1. Sodium channel propagating a signal to L-type VOCC.
2. Calcium floods in through the open VOCC.
3. Ca²⁺ activates ryanodine receptor (RyR) – calcium-sensitive receptor (ligand-gated ion channel).
4. RyR receptor promotes the release of calcium from intracellular stores.
5. Released Ca²⁺ binds to troponin.
6. Ca²⁺-troponin complex promotes contraction.

Physiological Antagonism (Anaphylactic Shock)

Allergen exposure → massive histamine release → Vasodilation = hypotension & Bronchoconstriction: histamine activates G_αq-coupled H₁ receptors in bronchial smooth muscle → PLC → Ca²⁺ release. Ca²⁺ activates MLCK → MLC phosphorylation → bronchoconstriction, narrowing airways = respiratory depression.
Treatment with Adrenaline: Stimulates α₁-adrenoceptors → vasoconstriction, stimulates β₂-adrenoceptors → bronchodilation, stimulates β₁-adrenoceptors → increased heart rate and force.

pA₂ Value

The pA₂ value is a measure of a competitive reversible antagonist’s potency. It is the negative log of the molar concentration of an antagonist required to produce a 2-fold shift in an agonist concentration-response curve. The pA₂ value is the negative logarithm of the concentration of antagonist required to produce a log [CR-1] = 0.
pA₂ = -log [antagonist conc M].
A higher pA₂ (right side of graph) = more potent antagonist as a lower concentration of antagonist is needed to achieve a given effect. A lower pA₂ value (left side of graph) = less potent antagonist.
Allosteric Modulator: Modulates efficacy or affinity by altering receptor structure.
To determine the nature of antagonism: Repeat the experiment with increasing concentrations of the “antagonist”.

Toxic Contexts

1. On-target: Toxicity due to the interaction of the drug with the same target that produces the desired pharmacological response (e.g., statins = inhibition of HMG-CoA reductase in muscle = myopathy).
2. Hypersensitivity & immune response: Allergic reaction to penicillins.
3. Off-target toxicity: Toxicity caused by drug binding to an alternative target (e.g., terfenadine blocking hERG channel causing arrhythmias).
4. Bioactivation: Drugs being converted into reactive metabolites or ultimate toxicants (e.g., paracetamol producing toxicant NAPQI, which is toxic to cells).
5. Idiosyncratic or individual reactions: Responses are rare and theorized to depend upon multiple factors, including genetic polymorphisms and/or hapten development (promoting antibody production) (e.g., halothane).

Dopamine Toxicity

1. Off-target effects: L-dopa → Dopamine → Noradrenaline → Adrenaline = Dopamine and NA can then have many off-target effects in the periphery.
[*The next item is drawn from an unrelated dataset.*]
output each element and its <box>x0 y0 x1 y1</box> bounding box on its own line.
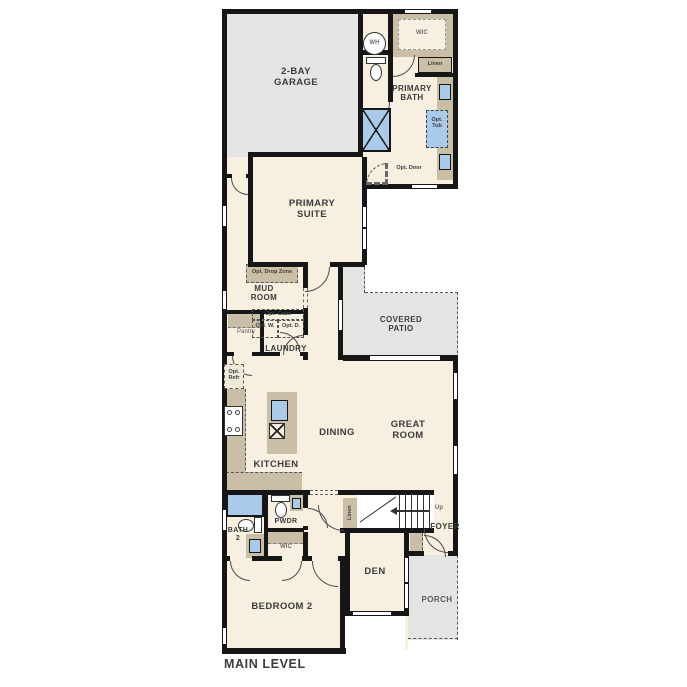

Treatment: Peripheral L-dopa effects can be minimized by the concomitant use of carbidopa (a peripheral dopa decarboxylase inhibitor), which penetrates weakly into the CNS.
2. Toxic (ROS production): Dopamine is oxidized and converted to a quinone and/or semiquinone (P450), which has the potential for redox cycling. Molecular oxygen is then used to produce superoxide radical anion from the semiquinone radical anion, which then gets catalyzed by SOD (superoxide dismutase) to make hydrogen peroxide, which catalase and glutathione peroxidase can turn into H₂O. However, in the presence of transition metals, this reactivity can change and generate the reactive species, a hydroxyl radical – super reactive – which can cause lipid peroxidation/DNA damage = cellular damage and death.

Glutathione = principle detoxification mechanism: Detoxifies H₂O₂ into H₂O and conjugates with quinones, making them far less reactive and easily excretable.

Paracetamol Toxicity

NAPQI (reactive intermediate) is produced from paracetamol breakdown by CYP450 enzymes → liver toxicity. With sufficient amounts of glutathione, NAPQI can be neutralized and then excreted in urine; however, with insufficient levels of glutathione, NAPQI accumulates and can bind to anything with a cysteine (sulfur-containing) amino acid → ultimately leading to necrosis.